TPA/Tampa Airport. 12:30 am EDT. We stumble off the airplane, retrieve our luggage, take the shuttle to Economy parking, and begin the 50-minute drive home. My wife Linda worries that I will fall asleep at the wheel. Not a chance. I am wired again on adrenaline and couldn’t sleep if I wanted to. Linda keeps calling to see if I’m OK at the wheel. I am fine.
Once home, after lots of hugs, the girls all go to bed and instantly fall asleep. I, however, am still wired, and it’s well after 3 am before I can finally drift off. In the interim I reflect on how fortunate I am to have the opportunity to travel with these granddaughters of mine.
Travelling may not always go smoothly but we get great stories and memories out of it anyway. I can just imagine how we’ll reminisce about the time we ate in that fake French restaurant at IAD and how the girls guessed at what the faux French words meant on that grungy menu.
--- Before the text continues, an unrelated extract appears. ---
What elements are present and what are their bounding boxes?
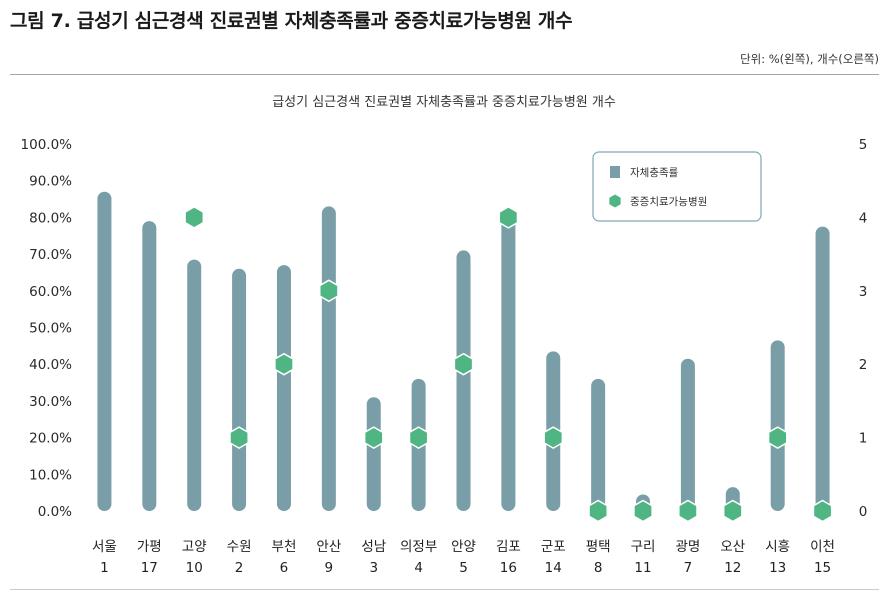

Have any grandchildren travel stories you’d like to share with my other readers? If so, please leave them in Comments.
2 Comments
Adrienne Wagner
July 30, 2016 2:10 am 0LikesGeorge, I enjoyed reading about your trials and tribulations, with all the “joys of traveling” these days. It was really so hysterical, and so many of us can relate to bits and pieces of it. The girls seem to be very good travelers at a young age, this prepares them for future hassles which they surely will encounter when they have to travel on their own, don’t think things will get better anytime soon.
Your flower friend,
Adrienne
George Schofield
August 1, 2016 2:16 pm 0LikesThanks for your great response, Adrienne. As easy as it is to wish for simpler times of the past, the fact is that, regardless of age, we have to work with what’s in front of us today. I know you and John do that.